Rochester city courts are currently not hearing eviction cases, but there is no telling when they might again, and City Council members and tenant advocates have been sounding the alarm for months about the potential consequences of a wave of eviction cases.

“The burden of proof is on the tenant,” said Council member Mary Lupien. “It’s so much easier to have a lawyer walk them through the process and make sure they’re able to prove their case.”

Advocates have expressed concern that without adequate legal representation in court, tenants who would otherwise be protected could face greater financial hardship, and possibly eviction, if they struggle to prove the burden the pandemic has had on them.

The notion of a right-to-counsel initiative didn’t begin with the pandemic. In 2017, New York City enacted a law, the first in the nation, guaranteeing legal representation to low-income residents facing eviction.

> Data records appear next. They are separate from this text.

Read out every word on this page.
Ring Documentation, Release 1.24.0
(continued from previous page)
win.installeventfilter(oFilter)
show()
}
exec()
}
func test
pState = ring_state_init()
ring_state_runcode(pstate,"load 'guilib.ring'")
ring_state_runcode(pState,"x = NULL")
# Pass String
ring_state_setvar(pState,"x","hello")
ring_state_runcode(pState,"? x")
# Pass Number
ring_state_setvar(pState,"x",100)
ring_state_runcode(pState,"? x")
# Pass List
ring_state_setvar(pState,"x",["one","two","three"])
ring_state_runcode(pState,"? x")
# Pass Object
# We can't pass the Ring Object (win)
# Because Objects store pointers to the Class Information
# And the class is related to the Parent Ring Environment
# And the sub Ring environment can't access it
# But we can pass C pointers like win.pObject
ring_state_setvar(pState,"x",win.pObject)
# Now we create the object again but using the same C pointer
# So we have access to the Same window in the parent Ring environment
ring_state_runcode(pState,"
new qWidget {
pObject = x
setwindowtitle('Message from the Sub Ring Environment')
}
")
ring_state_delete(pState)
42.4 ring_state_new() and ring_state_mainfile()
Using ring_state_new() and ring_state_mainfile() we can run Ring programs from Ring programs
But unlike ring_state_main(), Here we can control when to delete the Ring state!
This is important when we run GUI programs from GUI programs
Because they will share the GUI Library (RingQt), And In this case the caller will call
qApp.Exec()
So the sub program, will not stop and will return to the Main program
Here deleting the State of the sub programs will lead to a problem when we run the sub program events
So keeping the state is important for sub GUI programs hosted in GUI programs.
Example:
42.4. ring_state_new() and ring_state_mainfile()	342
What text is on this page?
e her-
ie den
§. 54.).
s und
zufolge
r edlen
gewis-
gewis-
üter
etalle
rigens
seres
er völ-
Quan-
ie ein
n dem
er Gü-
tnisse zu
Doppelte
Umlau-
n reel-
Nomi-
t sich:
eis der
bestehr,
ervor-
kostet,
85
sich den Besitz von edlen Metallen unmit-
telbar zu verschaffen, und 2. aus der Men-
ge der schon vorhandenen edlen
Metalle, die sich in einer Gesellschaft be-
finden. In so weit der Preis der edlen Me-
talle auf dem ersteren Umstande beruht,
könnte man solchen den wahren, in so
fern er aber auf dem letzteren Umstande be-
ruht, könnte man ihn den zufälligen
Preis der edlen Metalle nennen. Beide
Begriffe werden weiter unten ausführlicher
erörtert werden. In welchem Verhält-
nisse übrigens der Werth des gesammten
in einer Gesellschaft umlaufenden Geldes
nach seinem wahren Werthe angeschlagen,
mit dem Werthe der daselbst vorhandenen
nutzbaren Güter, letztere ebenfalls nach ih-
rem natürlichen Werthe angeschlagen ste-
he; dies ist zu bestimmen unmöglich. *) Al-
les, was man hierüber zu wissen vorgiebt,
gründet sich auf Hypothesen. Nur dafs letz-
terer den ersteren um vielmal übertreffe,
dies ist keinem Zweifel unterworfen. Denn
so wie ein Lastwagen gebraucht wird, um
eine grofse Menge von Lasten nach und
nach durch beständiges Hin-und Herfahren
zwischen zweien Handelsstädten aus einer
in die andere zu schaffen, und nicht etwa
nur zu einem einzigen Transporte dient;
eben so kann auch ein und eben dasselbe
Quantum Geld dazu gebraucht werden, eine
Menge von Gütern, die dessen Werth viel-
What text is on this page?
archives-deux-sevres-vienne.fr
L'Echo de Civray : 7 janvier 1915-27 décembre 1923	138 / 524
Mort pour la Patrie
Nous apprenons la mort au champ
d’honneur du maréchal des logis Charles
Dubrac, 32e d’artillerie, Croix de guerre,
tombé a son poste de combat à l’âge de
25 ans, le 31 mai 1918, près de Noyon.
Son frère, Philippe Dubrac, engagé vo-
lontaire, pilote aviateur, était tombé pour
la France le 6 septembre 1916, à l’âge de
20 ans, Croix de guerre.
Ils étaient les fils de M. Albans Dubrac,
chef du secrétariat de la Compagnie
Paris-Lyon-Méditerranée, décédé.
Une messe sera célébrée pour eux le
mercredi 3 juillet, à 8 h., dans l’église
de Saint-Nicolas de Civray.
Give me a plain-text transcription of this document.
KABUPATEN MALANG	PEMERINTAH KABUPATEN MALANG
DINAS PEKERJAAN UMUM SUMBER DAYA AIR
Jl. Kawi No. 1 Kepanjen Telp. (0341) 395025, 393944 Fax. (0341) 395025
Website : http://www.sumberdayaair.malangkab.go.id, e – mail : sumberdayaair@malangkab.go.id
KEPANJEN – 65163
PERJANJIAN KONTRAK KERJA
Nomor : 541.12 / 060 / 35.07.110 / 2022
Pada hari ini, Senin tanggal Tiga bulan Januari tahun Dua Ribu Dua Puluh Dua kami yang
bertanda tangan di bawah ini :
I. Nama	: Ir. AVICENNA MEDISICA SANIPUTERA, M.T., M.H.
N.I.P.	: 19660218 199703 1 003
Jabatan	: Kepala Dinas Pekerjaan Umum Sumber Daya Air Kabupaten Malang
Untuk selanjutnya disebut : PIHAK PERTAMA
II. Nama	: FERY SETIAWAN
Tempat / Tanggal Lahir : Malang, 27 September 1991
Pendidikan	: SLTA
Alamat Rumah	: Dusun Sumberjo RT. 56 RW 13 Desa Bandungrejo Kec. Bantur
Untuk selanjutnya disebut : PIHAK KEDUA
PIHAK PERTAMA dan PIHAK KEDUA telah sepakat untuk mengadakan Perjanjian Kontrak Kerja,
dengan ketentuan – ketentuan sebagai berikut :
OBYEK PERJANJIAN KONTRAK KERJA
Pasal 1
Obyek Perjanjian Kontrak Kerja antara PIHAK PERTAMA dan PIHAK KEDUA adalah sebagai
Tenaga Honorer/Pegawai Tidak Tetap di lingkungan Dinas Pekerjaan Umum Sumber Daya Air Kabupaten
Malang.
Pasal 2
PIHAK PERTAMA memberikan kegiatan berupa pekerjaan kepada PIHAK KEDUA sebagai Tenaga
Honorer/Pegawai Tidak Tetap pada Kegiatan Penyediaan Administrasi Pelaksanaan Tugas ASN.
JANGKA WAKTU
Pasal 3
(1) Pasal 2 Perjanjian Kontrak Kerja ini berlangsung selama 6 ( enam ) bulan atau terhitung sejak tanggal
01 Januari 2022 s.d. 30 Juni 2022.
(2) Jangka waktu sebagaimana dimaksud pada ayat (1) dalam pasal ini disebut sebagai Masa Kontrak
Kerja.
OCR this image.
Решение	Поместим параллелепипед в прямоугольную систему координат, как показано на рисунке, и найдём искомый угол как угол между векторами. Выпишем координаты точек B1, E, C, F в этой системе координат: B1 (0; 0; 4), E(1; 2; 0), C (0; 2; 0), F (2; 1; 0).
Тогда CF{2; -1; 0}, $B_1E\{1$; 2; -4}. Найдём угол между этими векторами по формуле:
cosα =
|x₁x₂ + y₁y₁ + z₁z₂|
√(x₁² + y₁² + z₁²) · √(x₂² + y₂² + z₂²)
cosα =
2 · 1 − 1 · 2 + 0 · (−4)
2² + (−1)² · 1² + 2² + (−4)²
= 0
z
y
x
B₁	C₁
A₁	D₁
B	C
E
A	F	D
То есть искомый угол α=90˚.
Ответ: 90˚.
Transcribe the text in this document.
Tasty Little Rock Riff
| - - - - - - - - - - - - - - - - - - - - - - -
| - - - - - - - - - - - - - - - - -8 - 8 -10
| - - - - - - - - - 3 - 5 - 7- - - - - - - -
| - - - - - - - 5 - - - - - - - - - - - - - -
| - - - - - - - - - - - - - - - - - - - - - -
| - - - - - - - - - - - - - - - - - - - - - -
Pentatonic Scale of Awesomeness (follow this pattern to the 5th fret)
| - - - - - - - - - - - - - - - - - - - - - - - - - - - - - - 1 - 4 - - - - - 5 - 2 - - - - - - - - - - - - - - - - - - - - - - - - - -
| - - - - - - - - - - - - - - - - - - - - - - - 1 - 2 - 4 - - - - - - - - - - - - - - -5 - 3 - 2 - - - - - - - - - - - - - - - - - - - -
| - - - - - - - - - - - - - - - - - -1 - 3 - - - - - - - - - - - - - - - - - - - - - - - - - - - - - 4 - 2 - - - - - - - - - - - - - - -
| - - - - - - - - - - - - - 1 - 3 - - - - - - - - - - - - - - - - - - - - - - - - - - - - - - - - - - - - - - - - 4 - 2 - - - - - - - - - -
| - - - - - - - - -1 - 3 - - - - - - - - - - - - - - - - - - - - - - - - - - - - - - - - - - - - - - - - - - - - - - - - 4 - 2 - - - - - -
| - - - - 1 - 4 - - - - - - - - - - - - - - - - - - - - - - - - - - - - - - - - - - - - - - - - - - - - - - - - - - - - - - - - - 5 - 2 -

Muoio said conversations about the concept in Rochester began about two years ago. The Volunteer Legal Services Project has been operating a similar program in Irondequoit for several years, and is working to expand it to Greece and East Rochester.

Muoio cast the city funding as a “starting point.”

“Our estimate that we submitted to the county, city, and charitable organizations is it would take $800,000 for us to represent all of the people in the city of Rochester, in the towns of Greece and Irondequoit, and in the village of East Rochester,” Muoio said.

As the legislation stands, the city’s right-to-counsel program would run through June 2021.

The $460,000 for the program is part of a $2.9 million federal coronavirus relief funding package, the second such round of funds the city has received. The bulk of the funding — $2.1 million — is to be allocated to other eviction and homelessness prevention projects.

In June, $1.2 million from the first round of coronavirus relief funds was invested into eviction prevention and homeless services, most of which went to the Catholic Family Center. The Salvation Army, Veterans Outreach Center, Person Centered Housing Options, and the Open Door Mission also received funding from that aid package.